I was pleasantly surprised when the brand new program ended with a short half-minute on Global Warming, which I then expected to segue into the usual Sky is Falling manifesto, but instead noted that the Earth may be warming, but we are in a warm interval between Ice Ages and that NYC would be under a glacier 15,000 years from now, no matter what we did.
Evidently, that is what James Hansen at NASA believed before he went into his current Cargo Cult Science mode.
On July 9, 1971, the Post published a story headlined "U.S. Scientist Sees New Ice Age Coming." It told of a prediction by NASA and Columbia University scientist S.I. Rasool. The culprit: man's use of fossil fuels.
The Post reported that Rasool, writing in Science, argued that in "the next 50 years" fine dust that humans discharge into the atmosphere by burning fossil fuel will screen out so much of the sun's rays that the Earth's average temperature could fall by six degrees.
Sustained emissions over five to 10 years, Rasool claimed, "could be sufficient to trigger an ice age."
Aiding Rasool's research, the Post reported, was a "computer program developed by Dr. James Hansen," who was, according to his resume, a Columbia University research associate at the time.
So what about those greenhouse gases that man pumps into the skies? Weren't they worried about them causing a greenhouse effect that would heat the planet, as Hansen, Al Gore and a host of others so fervently believe today?
"They found no need to worry about the carbon dioxide fuel-burning puts in the atmosphere."

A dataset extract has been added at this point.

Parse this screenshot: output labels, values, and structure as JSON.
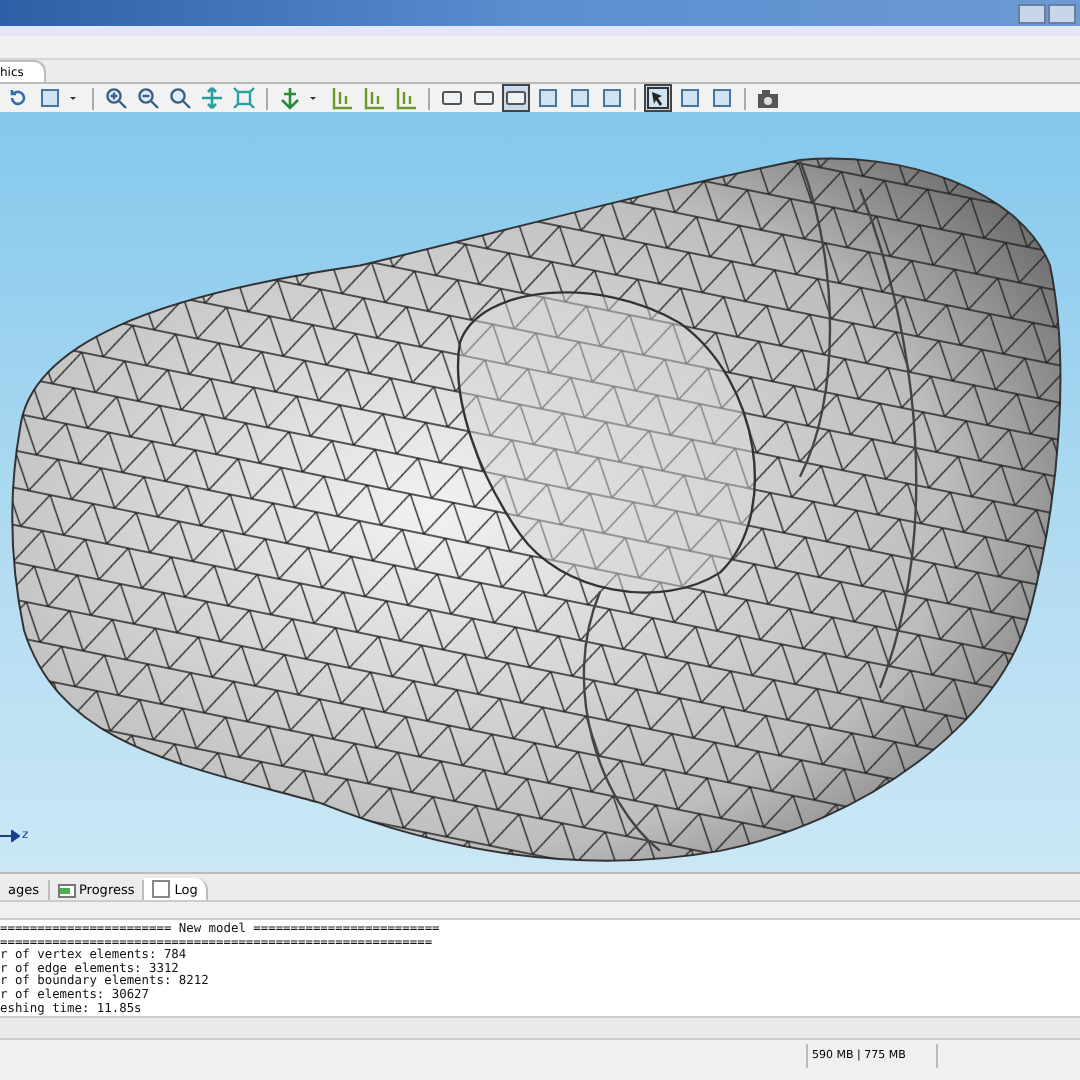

Hmmm.... Did the scales fall from Hansen's eyes, or did he and a Stanford perfesser cook up a scheme to promote Global Warming [I can't find original reference to a 1987 communication between Hansen & his Stanford friend effectively plotting to cook the stats & conclusions to effect the desired goal of a warming trend.]? Investor's Daily:
Hansen has some explaining to do. The public deserves to know how he was converted from an apparent believer in a coming ice age who had no worries about greenhouse gas emissions to a global warming fear monger.
This is a man, as Lockwood noted in his message to the Times' John McCaslin, who has called those skeptical of his global warming theory "court jesters." We wonder: What choice words did he have for those who were skeptical of the ice age theory in 1971?
People can change their positions based on new information or by taking a closer or more open-minded look at what is already known. There's nothing wrong with a reversal or modification of views as long as it is arrived at honestly.
But what about political hypocrisy? It's clear that Hansen is as much a political animal as he is a scientist. Did he switch from one approaching cataclysm to another because he thought it would be easier to sell to the public? Was it a career advancement move or an honest change of heart on science, based on empirical evidence?
The IRCC has already "disappeared the Middle Age Warm period." Cargo Cult Science would dictate that Hansen keep fiddling with the data to get his required conclusion. The Investor's Business Daily link above ends with a pregnant question:
If Hansen wants to change positions again, the time is now. With NASA having recently revised historical temperature data that Hansen himself compiled, the door has been opened for him to embrace the ice age projections of the early 1970s.
Could be he's feeling a little chill in the air again.
The consensus among geologists is that with the position of the continents & the present ocean currents, an Ice Age will recur in the next dozen thousand years.
But geologists are scientists, whereas Hansen is a climatologist. And everyone knows what Mark Twain said about the weather. They just ignore melting ice caps on Mars.